Darüber hinaus behauptet der Arbeitgeber, dass die Party und der Ausflug zur Integration und zum psychischen Wohlbefinden der Arbeitnehmer beitragen.
Der Arbeitgeber räumt ein, dass die Jubiläumsfeier und der Skiausflug seinen Arbeitnehmern zugute kommen, aber das ist auch die Absicht. Schließlich sollen die Aktivitäten dazu dienen, die Arbeit für den Arbeitgeber attraktiver zu machen. Es wird festgelegt, dass nur Arbeitnehmer des Arbeitgebers (und der mit ihm verbundenen Unternehmen) an den Aktivitäten teilnehmen können.
Bezahlen
Die nachvollziehbare Argumentation des Arbeitgebers scheitert jedoch an dem in § 10 Absatz 1 des Lohnsteuergesetzes 1964 formulierten Lohnbegriff. Diese Bestimmung lautet wie folgt: “Lohn ist alles, was aus einem Arbeitsverhältnis oder einem früheren Arbeitsverhältnis genossen wird, einschließlich dessen, was im Rahmen des Arbeitsverhältnisses vergütet oder geleistet wird.”.

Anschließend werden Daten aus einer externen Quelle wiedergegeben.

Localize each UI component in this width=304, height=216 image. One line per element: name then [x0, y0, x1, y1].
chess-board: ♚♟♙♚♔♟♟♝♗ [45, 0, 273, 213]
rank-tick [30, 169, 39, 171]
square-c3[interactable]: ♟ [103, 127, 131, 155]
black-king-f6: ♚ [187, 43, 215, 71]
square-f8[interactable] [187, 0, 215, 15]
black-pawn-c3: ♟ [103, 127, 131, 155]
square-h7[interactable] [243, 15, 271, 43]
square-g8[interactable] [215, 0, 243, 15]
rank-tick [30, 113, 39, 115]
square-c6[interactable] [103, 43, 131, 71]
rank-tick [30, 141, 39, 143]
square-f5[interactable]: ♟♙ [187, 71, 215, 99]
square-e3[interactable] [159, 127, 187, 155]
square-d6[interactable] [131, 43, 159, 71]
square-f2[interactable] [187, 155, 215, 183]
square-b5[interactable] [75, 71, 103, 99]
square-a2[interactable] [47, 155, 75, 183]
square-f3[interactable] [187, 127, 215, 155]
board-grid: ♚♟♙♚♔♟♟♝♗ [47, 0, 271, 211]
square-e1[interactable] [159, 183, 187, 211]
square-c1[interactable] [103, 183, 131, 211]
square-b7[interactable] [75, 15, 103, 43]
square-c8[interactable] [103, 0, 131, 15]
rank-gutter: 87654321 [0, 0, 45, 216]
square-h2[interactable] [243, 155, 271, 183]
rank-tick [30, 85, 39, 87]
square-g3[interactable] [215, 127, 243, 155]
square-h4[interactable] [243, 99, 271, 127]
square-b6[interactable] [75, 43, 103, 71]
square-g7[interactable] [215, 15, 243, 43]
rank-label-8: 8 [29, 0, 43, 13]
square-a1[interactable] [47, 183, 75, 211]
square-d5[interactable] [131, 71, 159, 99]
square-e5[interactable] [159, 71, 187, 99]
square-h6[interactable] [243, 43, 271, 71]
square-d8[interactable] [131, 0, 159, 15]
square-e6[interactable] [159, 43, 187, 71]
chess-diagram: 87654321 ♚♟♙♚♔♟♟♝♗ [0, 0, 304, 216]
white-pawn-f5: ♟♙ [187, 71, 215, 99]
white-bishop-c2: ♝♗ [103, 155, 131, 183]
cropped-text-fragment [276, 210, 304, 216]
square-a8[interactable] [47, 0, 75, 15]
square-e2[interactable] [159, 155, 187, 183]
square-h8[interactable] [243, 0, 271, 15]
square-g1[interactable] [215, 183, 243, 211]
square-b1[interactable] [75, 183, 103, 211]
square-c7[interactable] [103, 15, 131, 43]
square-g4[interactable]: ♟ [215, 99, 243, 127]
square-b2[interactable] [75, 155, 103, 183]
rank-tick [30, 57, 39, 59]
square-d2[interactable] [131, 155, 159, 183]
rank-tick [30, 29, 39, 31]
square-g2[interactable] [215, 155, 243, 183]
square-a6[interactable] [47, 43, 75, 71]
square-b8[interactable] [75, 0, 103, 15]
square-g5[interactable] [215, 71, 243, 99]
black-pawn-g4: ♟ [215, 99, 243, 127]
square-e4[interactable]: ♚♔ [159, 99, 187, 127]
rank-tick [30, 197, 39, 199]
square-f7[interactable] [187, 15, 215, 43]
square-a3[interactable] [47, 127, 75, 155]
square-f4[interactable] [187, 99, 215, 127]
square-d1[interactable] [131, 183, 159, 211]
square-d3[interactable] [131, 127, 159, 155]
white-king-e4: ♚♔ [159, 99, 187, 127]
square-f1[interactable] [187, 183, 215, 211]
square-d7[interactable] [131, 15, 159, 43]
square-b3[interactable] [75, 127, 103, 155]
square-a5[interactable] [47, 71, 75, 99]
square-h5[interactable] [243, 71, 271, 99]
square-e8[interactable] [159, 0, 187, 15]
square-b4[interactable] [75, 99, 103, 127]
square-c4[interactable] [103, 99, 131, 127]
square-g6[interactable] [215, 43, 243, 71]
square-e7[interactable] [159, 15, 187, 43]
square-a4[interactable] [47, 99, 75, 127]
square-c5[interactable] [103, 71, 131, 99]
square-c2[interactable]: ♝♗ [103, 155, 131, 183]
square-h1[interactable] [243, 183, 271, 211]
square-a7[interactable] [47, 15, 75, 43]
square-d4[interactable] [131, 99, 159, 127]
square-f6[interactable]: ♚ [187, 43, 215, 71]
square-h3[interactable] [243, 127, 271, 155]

Der Gerichtshof ist der Auffassung, dass dieser vom Gesetzgeber bewusst sehr weit gefasste Lohnbegriff ihm keinen Spielraum lässt, die vom Arbeitgeber angeführten gesellschaftlichen Entwicklungen zu berücksichtigen. In diesem Fall würde sich der Gerichtshof zu sehr auf den Stuhl des Gesetzgebers setzen.
Der Gerichtshof entschied daher, dass das Finanzamt zu Recht 80% Lohnsteuer (Endabgabe im Rahmen der Werbungskostenregelung) auf die dem Arbeitgeber entstandenen Kosten für die Jubiläumsfeier und den Skiausflug erhoben hat.
Es ist nicht bekannt, ob gegen die Entscheidung des Gerichts Berufung eingelegt worden ist.